Finora è stato individuato il 70% dei 40.000 scomparsi nelle guerre jugoslave. Nel luglio del 1995 gli investigatori del Tribunale Penale Internazionale dell’Aja attivarono l’inchiesta su più larga scala dal Secondo Dopoguerra mondiale. La scena del crimine genocidiario misura 2800 metri quadrati con 430 siti in cui sono stati rinvenuti frammenti ossei delle persone uccise.

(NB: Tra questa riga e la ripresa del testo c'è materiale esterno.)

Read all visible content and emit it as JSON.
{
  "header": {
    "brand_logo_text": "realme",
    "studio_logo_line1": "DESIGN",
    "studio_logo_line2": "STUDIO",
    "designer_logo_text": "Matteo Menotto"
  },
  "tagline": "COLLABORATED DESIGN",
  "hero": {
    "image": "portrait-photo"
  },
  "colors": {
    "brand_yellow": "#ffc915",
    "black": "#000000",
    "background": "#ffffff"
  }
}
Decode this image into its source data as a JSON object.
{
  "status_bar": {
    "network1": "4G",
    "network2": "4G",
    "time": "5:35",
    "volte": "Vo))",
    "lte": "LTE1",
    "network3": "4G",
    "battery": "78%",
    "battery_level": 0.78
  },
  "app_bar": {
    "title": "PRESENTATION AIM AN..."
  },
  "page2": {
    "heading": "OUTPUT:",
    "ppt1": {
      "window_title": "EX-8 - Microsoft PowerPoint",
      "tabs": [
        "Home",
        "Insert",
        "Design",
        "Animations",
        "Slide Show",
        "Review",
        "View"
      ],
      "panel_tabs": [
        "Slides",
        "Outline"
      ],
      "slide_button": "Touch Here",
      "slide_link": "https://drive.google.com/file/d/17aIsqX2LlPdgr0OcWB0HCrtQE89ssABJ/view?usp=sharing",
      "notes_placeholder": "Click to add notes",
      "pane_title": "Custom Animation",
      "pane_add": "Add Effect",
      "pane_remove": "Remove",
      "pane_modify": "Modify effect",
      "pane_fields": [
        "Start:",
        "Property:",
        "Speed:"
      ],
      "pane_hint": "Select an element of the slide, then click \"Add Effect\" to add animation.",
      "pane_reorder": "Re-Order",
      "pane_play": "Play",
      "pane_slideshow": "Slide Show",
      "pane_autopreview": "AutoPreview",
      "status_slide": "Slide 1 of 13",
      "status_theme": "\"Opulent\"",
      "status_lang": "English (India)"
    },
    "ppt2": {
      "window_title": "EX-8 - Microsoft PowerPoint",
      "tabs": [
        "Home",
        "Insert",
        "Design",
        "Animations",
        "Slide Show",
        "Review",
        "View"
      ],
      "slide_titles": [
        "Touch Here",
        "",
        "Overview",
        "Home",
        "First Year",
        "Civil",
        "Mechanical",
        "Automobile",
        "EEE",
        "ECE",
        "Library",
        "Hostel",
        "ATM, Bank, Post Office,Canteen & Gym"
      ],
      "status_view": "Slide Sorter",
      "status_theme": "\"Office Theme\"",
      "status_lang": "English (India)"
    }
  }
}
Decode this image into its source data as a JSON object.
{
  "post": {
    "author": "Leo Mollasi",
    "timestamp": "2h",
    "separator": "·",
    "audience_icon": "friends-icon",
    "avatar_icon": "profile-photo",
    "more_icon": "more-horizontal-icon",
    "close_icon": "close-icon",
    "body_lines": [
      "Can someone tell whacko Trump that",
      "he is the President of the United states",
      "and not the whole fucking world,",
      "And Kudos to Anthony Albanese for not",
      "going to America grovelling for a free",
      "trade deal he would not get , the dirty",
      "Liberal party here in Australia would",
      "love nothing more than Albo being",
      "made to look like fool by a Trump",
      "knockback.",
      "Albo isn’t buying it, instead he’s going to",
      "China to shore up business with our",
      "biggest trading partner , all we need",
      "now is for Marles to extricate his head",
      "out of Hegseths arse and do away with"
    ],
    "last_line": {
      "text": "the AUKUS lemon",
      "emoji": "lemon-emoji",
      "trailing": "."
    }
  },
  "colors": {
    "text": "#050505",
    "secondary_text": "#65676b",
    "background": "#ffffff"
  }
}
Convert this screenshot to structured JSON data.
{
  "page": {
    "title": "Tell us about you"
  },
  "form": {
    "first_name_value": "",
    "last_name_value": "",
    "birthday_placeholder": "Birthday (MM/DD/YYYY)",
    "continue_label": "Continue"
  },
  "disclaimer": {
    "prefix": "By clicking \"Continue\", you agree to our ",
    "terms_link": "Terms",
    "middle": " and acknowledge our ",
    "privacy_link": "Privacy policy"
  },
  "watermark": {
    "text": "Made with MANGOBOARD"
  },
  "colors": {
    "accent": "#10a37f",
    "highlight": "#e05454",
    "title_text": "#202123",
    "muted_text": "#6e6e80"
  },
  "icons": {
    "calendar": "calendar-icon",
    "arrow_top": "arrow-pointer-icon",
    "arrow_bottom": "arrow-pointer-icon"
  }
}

A Tuzla, che accolse decine di migliaia di profughi, gli investigatori trovarono i primi due sopravvissuti alle esecuzioni di massa e nel luglio del 1996 a Branjevo, Cerska e Orahovac riesumarono dalle fosse comuni le prime 500 vittime.
Proprio a Tuzla nelle stanze del Podrinje Identification Project, legato al Missing Persons Institute bosniaco, si continua a indagare, anche se i ritrovamenti sono sempre più rari. Il problema consistente è l’individuazione di altre fosse comuni secondarie e terziarie, in cui furono smistati i corpi per occultare le violenze. Dal 1998 ne sono emerse 40. Gli antropologi forensi del Podrinje raccontano, per esempio, che i reperti di una stessa persona associati con le tracce di DNA sono stati trovati in cinque fosse.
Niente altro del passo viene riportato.